The group has an emphasis to work in harmony with collaborators across the STFC mission. To this end there are links to partners;

  • as well as the major imaging facilities (ISIS, Diamond Light Source, and Central Lasers Facility) and the Hartree Centre this includes the
  • Virtual Engineering Centre (University of Liverpool centre based in the Daresbury Labs.),
  • the Harwell Imaging Partnership (based in the RAL campus),
  • the Collaborative Computational Projects (CCPs based across SCD) and a
  • range of Research Council projects with other teams and groups within SCD and STFC.

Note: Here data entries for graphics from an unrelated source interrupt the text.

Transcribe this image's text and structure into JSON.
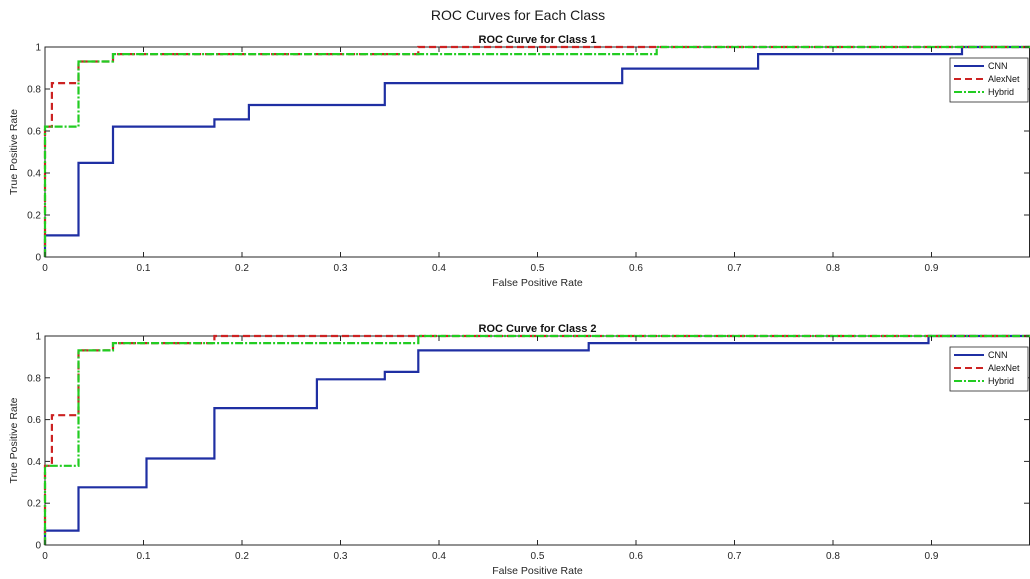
{
  "figure_title": "ROC Curves for Each Class",
  "colors": {
    "cnn": "#1f2fa3",
    "alexnet": "#cc2222",
    "hybrid": "#22cc22",
    "axis": "#262626"
  },
  "chart_data": [
    {
      "type": "line",
      "title": "ROC Curve for Class 1",
      "xlabel": "False Positive Rate",
      "ylabel": "True Positive Rate",
      "xlim": [
        0,
        1
      ],
      "ylim": [
        0,
        1
      ],
      "xticks": [
        "0",
        "0.1",
        "0.2",
        "0.3",
        "0.4",
        "0.5",
        "0.6",
        "0.7",
        "0.8",
        "0.9"
      ],
      "yticks": [
        "0",
        "0.2",
        "0.4",
        "0.6",
        "0.8",
        "1"
      ],
      "grid": false,
      "legend": "top-right",
      "series": [
        {
          "name": "CNN",
          "x": [
            0,
            0,
            0.034,
            0.034,
            0.069,
            0.069,
            0.172,
            0.172,
            0.207,
            0.207,
            0.345,
            0.345,
            0.586,
            0.586,
            0.724,
            0.724,
            0.931,
            0.931,
            1.0
          ],
          "y": [
            0,
            0.103,
            0.103,
            0.448,
            0.448,
            0.621,
            0.621,
            0.655,
            0.655,
            0.724,
            0.724,
            0.828,
            0.828,
            0.897,
            0.897,
            0.966,
            0.966,
            1.0,
            1.0
          ]
        },
        {
          "name": "AlexNet",
          "x": [
            0,
            0,
            0.007,
            0.007,
            0.034,
            0.034,
            0.069,
            0.069,
            0.379,
            0.379,
            0.621,
            0.621,
            1.0
          ],
          "y": [
            0,
            0.621,
            0.621,
            0.828,
            0.828,
            0.931,
            0.931,
            0.966,
            0.966,
            1.0,
            1.0,
            1.0,
            1.0
          ]
        },
        {
          "name": "Hybrid",
          "x": [
            0,
            0,
            0.034,
            0.034,
            0.069,
            0.069,
            0.621,
            0.621,
            1.0
          ],
          "y": [
            0,
            0.621,
            0.621,
            0.931,
            0.931,
            0.966,
            0.966,
            1.0,
            1.0
          ]
        }
      ]
    },
    {
      "type": "line",
      "title": "ROC Curve for Class 2",
      "xlabel": "False Positive Rate",
      "ylabel": "True Positive Rate",
      "xlim": [
        0,
        1
      ],
      "ylim": [
        0,
        1
      ],
      "xticks": [
        "0",
        "0.1",
        "0.2",
        "0.3",
        "0.4",
        "0.5",
        "0.6",
        "0.7",
        "0.8",
        "0.9"
      ],
      "yticks": [
        "0",
        "0.2",
        "0.4",
        "0.6",
        "0.8",
        "1"
      ],
      "grid": false,
      "legend": "top-right",
      "series": [
        {
          "name": "CNN",
          "x": [
            0,
            0,
            0.034,
            0.034,
            0.103,
            0.103,
            0.172,
            0.172,
            0.276,
            0.276,
            0.345,
            0.345,
            0.379,
            0.379,
            0.552,
            0.552,
            0.897,
            0.897,
            1.0
          ],
          "y": [
            0,
            0.069,
            0.069,
            0.276,
            0.276,
            0.414,
            0.414,
            0.655,
            0.655,
            0.793,
            0.793,
            0.828,
            0.828,
            0.931,
            0.931,
            0.966,
            0.966,
            1.0,
            1.0
          ]
        },
        {
          "name": "AlexNet",
          "x": [
            0,
            0,
            0.007,
            0.007,
            0.034,
            0.034,
            0.069,
            0.069,
            0.172,
            0.172,
            1.0
          ],
          "y": [
            0,
            0.379,
            0.379,
            0.621,
            0.621,
            0.931,
            0.931,
            0.966,
            0.966,
            1.0,
            1.0
          ]
        },
        {
          "name": "Hybrid",
          "x": [
            0,
            0,
            0.034,
            0.034,
            0.069,
            0.069,
            0.379,
            0.379,
            1.0
          ],
          "y": [
            0,
            0.379,
            0.379,
            0.931,
            0.931,
            0.966,
            0.966,
            1.0,
            1.0
          ]
        }
      ]
    }
  ]
}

An image of the initial posters shown here:

VisGrp_A0P_Poster02-15_mt2_fin

Visualisation User Needs Survey

At the end of 2014 we analysed a Visualisation Tools survey for certain HPC and computational users.

UserNeedsSurvey

The results from over 100 respondents are being edited at:
http://www.vizmatters.cs.manchester.ac.uk/

Executive summary states; for the global survey there were seven key outcome results that can be acted upon:

  • Three packages are the most-used packages by 26% of respondents. Conversely, another 31 packages are used by one or two users and account for a further 26% of respondents.
  • Producing publication quality plots is the most-used technique.
    However, the features making these packages the favourites are:
    – Software that is written specifically for their domain of interest.
    – Large datasets are handled efficiently.
    – Scripting or other ability to extend the tool is required.
  • Users second most favoured packages are general purpose visualisation tools.
  • Users were given five options for selecting their most required development. None emerged as being more needed than the others.
  • Conversely, large amounts of memory was clearly the most important requirement for high performance visualisation.
  • The main future challenges are suggested to be
    – The ability to handle large amounts of data
    – The ability to operate in a distributed environment.

A series of further surveys and follow-up questions are planned as well as afull review next October (2015).